The Bane of my Existence

Deep orange, lustrous, slick, sometimes hard, sometimes pulpy, cloyingly sweet when ripe, astringently tannic when green.  Persimmons.

The Fuyu (above), round and firm, is the type most commonly found in American markets.  It can be eaten in bites, or sliced and used in salads or as garnish.  

The ovoid Hachiya (left) is edible when it is soft and pulpy and therefore completely unsuitable for market bins.  The texture can be off-putting, but if you freeze and eat them with a spoon (and throw in a little whiskey), it's not too bad.

I abhorred persimmons as a kid, and even now won't go out of my way to eat them, so of course I inherited not just one, but two large trees, one of each kind.  Every year, friends and family members receive both the fresh fruits, and those my father dries, so most of the fruits are given away or consumed by the birds and I never really give them much thought.  This year, for the first time, I actually noticed how pretty they actually are, and took some photos today.

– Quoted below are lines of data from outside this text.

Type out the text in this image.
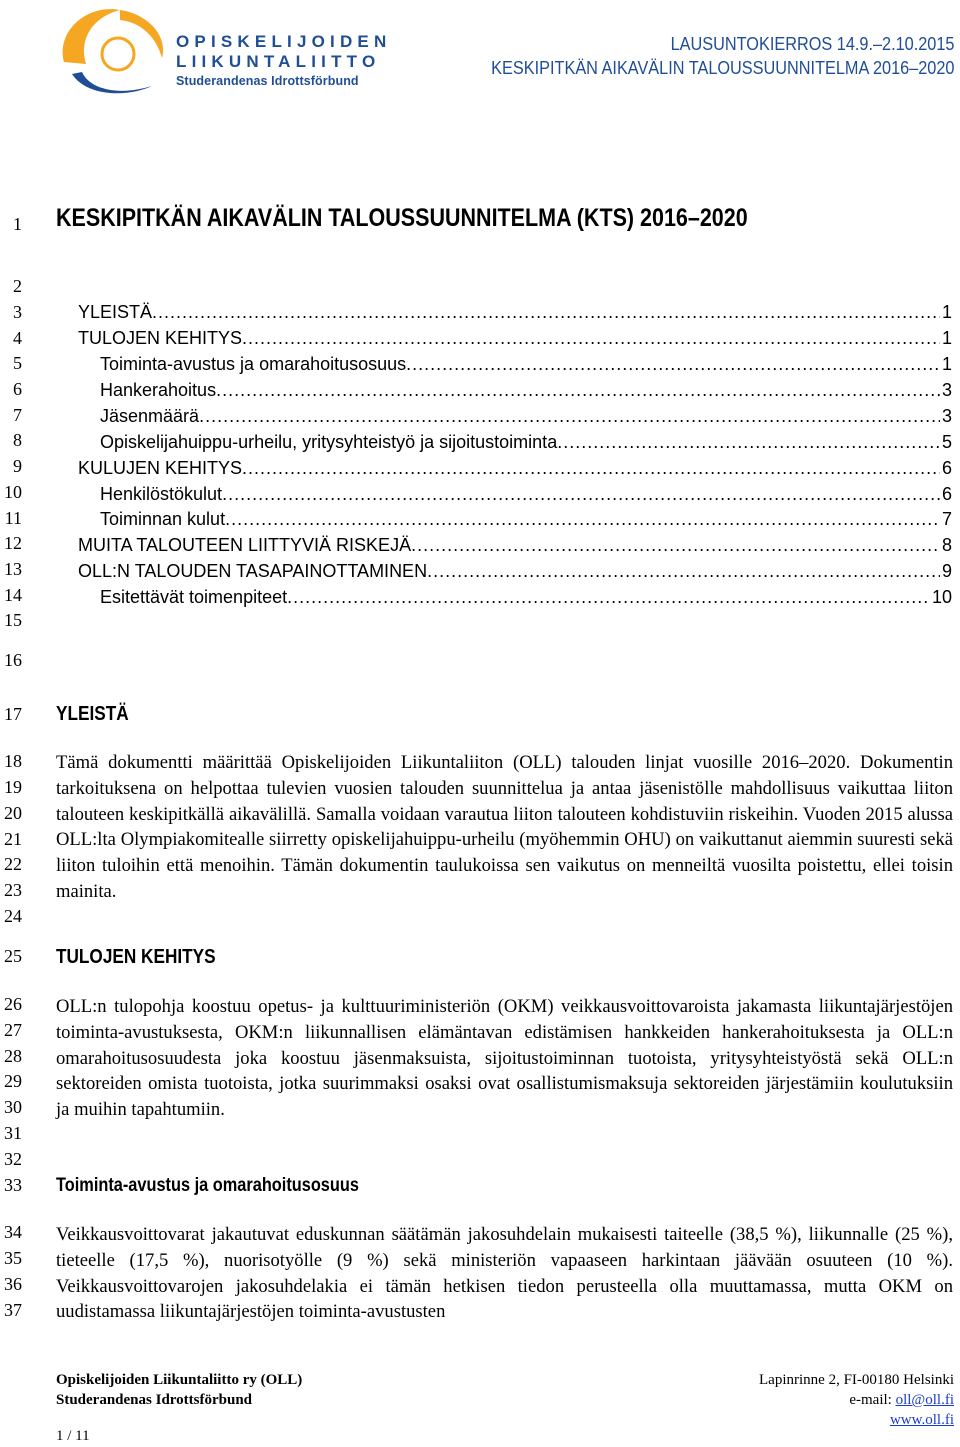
OPISKELIJOIDEN
LIIKUNTALIITTO
Studerandenas Idrottsförbund
LAUSUNTOKIERROS 14.9.–2.10.2015
KESKIPITKÄN AIKAVÄLIN TALOUSSUUNNITELMA 2016–2020
1
2
3
4
5
6
7
8
9
10
11
12
13
14
15
16
17
18
19
20
21
22
23
24
25
26
27
28
29
30
31
32
33
34
35
36
37
KESKIPITKÄN AIKAVÄLIN TALOUSSUUNNITELMA (KTS) 2016–2020
YLEISTÄ .....	1
TULOJEN KEHITYS .....	1
Toiminta-avustus ja omarahoitusosuus .....	1
Hankerahoitus .....	3
Jäsenmäärä .....	3
Opiskelijahuippu-urheilu, yritysyhteistyö ja sijoitustoiminta .....	5
KULUJEN KEHITYS .....	6
Henkilöstökulut .....	6
Toiminnan kulut .....	7
MUITA TALOUTEEN LIITTYVIÄ RISKEJÄ .....	8
OLL:N TALOUDEN TASAPAINOTTAMINEN .....	9
Esitettävät toimenpiteet .....	10
YLEISTÄ
Tämä dokumentti määrittää Opiskelijoiden Liikuntaliiton (OLL) talouden linjat vuosille 2016–2020. Dokumentin tarkoituksena on helpottaa tulevien vuosien talouden suunnittelua ja antaa jäsenistölle mahdollisuus vaikuttaa liiton talouteen keskipitkällä aikavälillä. Samalla voidaan varautua liiton talouteen kohdistuviin riskeihin. Vuoden 2015 alussa OLL:lta Olympiakomitealle siirretty opiskelijahuippu-urheilu (myöhemmin OHU) on vaikuttanut aiemmin suuresti sekä liiton tuloihin että menoihin. Tämän dokumentin taulukoissa sen vaikutus on menneiltä vuosilta poistettu, ellei toisin mainita.
TULOJEN KEHITYS
OLL:n tulopohja koostuu opetus- ja kulttuuriministeriön (OKM) veikkausvoittovaroista jakamasta liikuntajärjestöjen toiminta-avustuksesta, OKM:n liikunnallisen elämäntavan edistämisen hankkeiden hankerahoituksesta ja OLL:n omarahoitusosuudesta joka koostuu jäsenmaksuista, sijoitustoiminnan tuotoista, yritysyhteistyöstä sekä OLL:n sektoreiden omista tuotoista, jotka suurimmaksi osaksi ovat osallistumismaksuja sektoreiden järjestämiin koulutuksiin ja muihin tapahtumiin.
Toiminta-avustus ja omarahoitusosuus
Veikkausvoittovarat jakautuvat eduskunnan säätämän jakosuhdelain mukaisesti taiteelle (38,5 %), liikunnalle (25 %), tieteelle (17,5 %), nuorisotyölle (9 %) sekä ministeriön vapaaseen harkintaan jäävään osuuteen (10 %). Veikkausvoittovarojen jakosuhdelakia ei tämän hetkisen tiedon perusteella olla muuttamassa, mutta OKM on uudistamassa liikuntajärjestöjen toiminta-avustusten
Opiskelijoiden Liikuntaliitto ry (OLL)
Studerandenas Idrottsförbund
Lapinrinne 2, FI-00180 Helsinki
e-mail: oll@oll.fi
www.oll.fi
1 / 11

Every autumn, both trees sag under the weight of the maturing fruit, and the delicate branches need to be propped up so they don't break.  As the weather cools and the leaves drop, the fruits ripen on bare limbs.  On the stark branches, the contrast of orange against the blue sky is brilliant on a sunny day.  And on a gray day, the flash of brightness can be a welcome reminder that clear skies will return.


Winter Rituals

I spend much of this time of year cleaning house -- literally and figuratively.  I've written about cultural new year traditions I follow -- cleaning house, paying bills and opening my house for oshogatsu.  All this serves to begin the year with a clean slate (no clutter, no obligations) and open heart.

This is also the time I reflect on my life, and decide what non-domestic clutter belongs in my past as well.  Letting go of feelings, issues, people is never easy, no matter how much you dread them or know how bad for you they are.  I admit I tend to hold onto emotional baggage much longer than I should and often allow negative influences to drag me down far enough to chip away at my well-being.

Most of you know I am taking "cleaning house" to a new level this year, and leaving family, friends, home and possessions to live in a different country.  I gave up my spring teaching load at City College, a job I have held continuously, albeit part-time, since I finished grad school.  Granted, as backup, I have not given up my fall classes, but I am going without my teaching salary for nine months minimum.  I'd like to think I'll stay in touch with everyone at home, but I know some people will move out of my life.  I don't know who yet, but I hope I will remain in their hearts as they will in mine.

In opposition to losing touch, I recently spoke with one of my oldest friends.  I met Didier the summer of my twentieth year meandering down the bank of the Truckee River.  He was a drifter who stayed in a country long enough to save money to move to the next.  I had never left the US.  I was a "type A" person, worried about my future and security.  He had faith things would work out in the end.  He passed on a scholarship to MIT to travel the world.  I clung to academia as though it were gold.  Polar opposites.  We spent the summer together, and from him I learned about passion, anger, love, hate, courage, fear, and how to let go and follow my heart a tad more and my head a bit less.  Since then, we've written irregularly, but we have kept in touch, and he moved back to his home town of Cluses, in the French Alps.

When I was in Paris last month, I called.  Unfortunately, I didn't call until I was there and he couldn't take time off work.  He offered to spend the weekend showing me around Geneva, but I was leaving Saturday morning and could only delay my departure one day without having to scramble to find a substitute for my Monday class.  It felt good to talk to him, though, and since I will be relatively close this spring, I will make it a point to visit.

The next few months will be full, as I learn German, review French and Japanese, get a TEFL certificate (I hope to teach English until I find something more stable), research employment agencies, jobs and potential employers, and pare down my life to the essentials.  We will see how things pan out when I leave my pets, possessions and home in Steve's care and head to Germany with everything I can carry in two suitcases to do the legwork on finding a job.